Ossining started a My Brother’s Keeper chapter at Ossining High School four years ago with a handful of students. Since then, the program has expanded to three more schools – Anne M. Dorner Middle School, Roosevelt School (grade 5) and Claremont School (grades 3-4) – and boasts an enrollment of about 120 boys and young men of color.
The Ossining community gathered Dec. 16 at the middle school to celebrate My Brother’s Keeper scholars and the MBK movement’s growth in the schools and community.
MBK is a nationwide initiative to connect boys and young men or color with support networks and address opportunity gaps. It was founded by President Barack Obama in 2014 and has been in Ossining schools since 2017.
Board of Regents Chancellor Lester Young, the first African-American leader of the state board, congratulated students, staff and families for the success. In addressing students, families and school district staff, he referenced the late Martin Luther King Jr.’s Blueprint speech to middle school students 54 years ago.
“Everyone should have a blueprint,” he said. “And the first, the very first, item in your blueprint has to be a deep belief in your own personal dignity. In other words, you have to believe in yourself. You can’t make anyone make you feel like you are no one.”

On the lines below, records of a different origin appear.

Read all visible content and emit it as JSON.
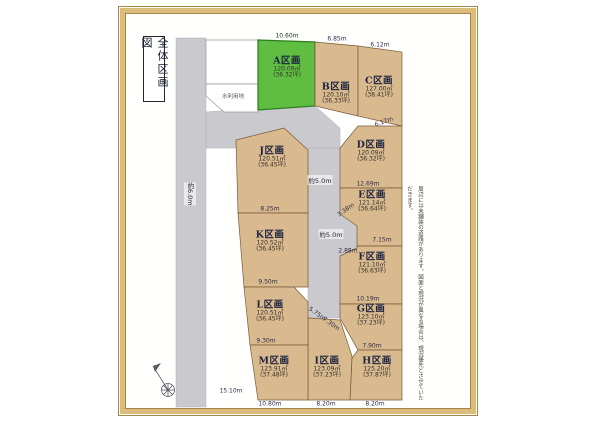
{
  "page": {
    "title": "全体区画図",
    "reserved_area": "水利用地",
    "disclaimer": "周辺には未舗装の道路があります。図面と現況が異なる場合は、現況優先とさせていただきます。"
  },
  "roads": {
    "left_width": "約6.0m",
    "mid_upper_width": "約5.0m",
    "mid_lower_width": "約5.0m"
  },
  "lots": [
    {
      "id": "A",
      "name": "A区画",
      "area": "120.09㎡",
      "tsubo": "(36.32坪)",
      "highlighted": true
    },
    {
      "id": "B",
      "name": "B区画",
      "area": "120.10㎡",
      "tsubo": "(36.33坪)",
      "highlighted": false
    },
    {
      "id": "C",
      "name": "C区画",
      "area": "127.00㎡",
      "tsubo": "(38.41坪)",
      "highlighted": false
    },
    {
      "id": "D",
      "name": "D区画",
      "area": "120.09㎡",
      "tsubo": "(36.32坪)",
      "highlighted": false
    },
    {
      "id": "E",
      "name": "E区画",
      "area": "121.14㎡",
      "tsubo": "(36.64坪)",
      "highlighted": false
    },
    {
      "id": "F",
      "name": "F区画",
      "area": "121.10㎡",
      "tsubo": "(36.63坪)",
      "highlighted": false
    },
    {
      "id": "G",
      "name": "G区画",
      "area": "123.10㎡",
      "tsubo": "(37.23坪)",
      "highlighted": false
    },
    {
      "id": "H",
      "name": "H区画",
      "area": "125.20㎡",
      "tsubo": "(37.87坪)",
      "highlighted": false
    },
    {
      "id": "I",
      "name": "I区画",
      "area": "123.09㎡",
      "tsubo": "(37.23坪)",
      "highlighted": false
    },
    {
      "id": "J",
      "name": "J区画",
      "area": "120.51㎡",
      "tsubo": "(36.45坪)",
      "highlighted": false
    },
    {
      "id": "K",
      "name": "K区画",
      "area": "120.52㎡",
      "tsubo": "(36.45坪)",
      "highlighted": false
    },
    {
      "id": "L",
      "name": "L区画",
      "area": "120.51㎡",
      "tsubo": "(36.45坪)",
      "highlighted": false
    },
    {
      "id": "M",
      "name": "M区画",
      "area": "123.91㎡",
      "tsubo": "(37.48坪)",
      "highlighted": false
    }
  ],
  "dims": [
    "10.60m",
    "6.85m",
    "6.12m",
    "6.17m",
    "12.69m",
    "7.15m",
    "3.38m",
    "2.88m",
    "10.19m",
    "7.90m",
    "8.25m",
    "9.50m",
    "9.30m",
    "10.80m",
    "8.20m",
    "8.20m",
    "15.10m",
    "5.75m",
    "7.30m"
  ],
  "colors": {
    "highlight_green": "#5fbe41",
    "lot_tan": "#d9b98e",
    "road_gray": "#c9c9ce",
    "frame_gold": "#dcbc7a"
  }
}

Superintendent Raymond Sanchez, Board of Education President Graig Galef and Trustee Melissa Banta and others also spoke at the event.
MBK Fellow Nicholas-Ajani Davis, who introduced Chancellor Young, said MBK at Ossining High School has been a great experience for him so far, from taking cooking lessons from a chef to having peers and advisers to talk with about school life and any difficulties they encounter. “It’s been a fun experience and also I’m part of the wider network for the MBK,” he said.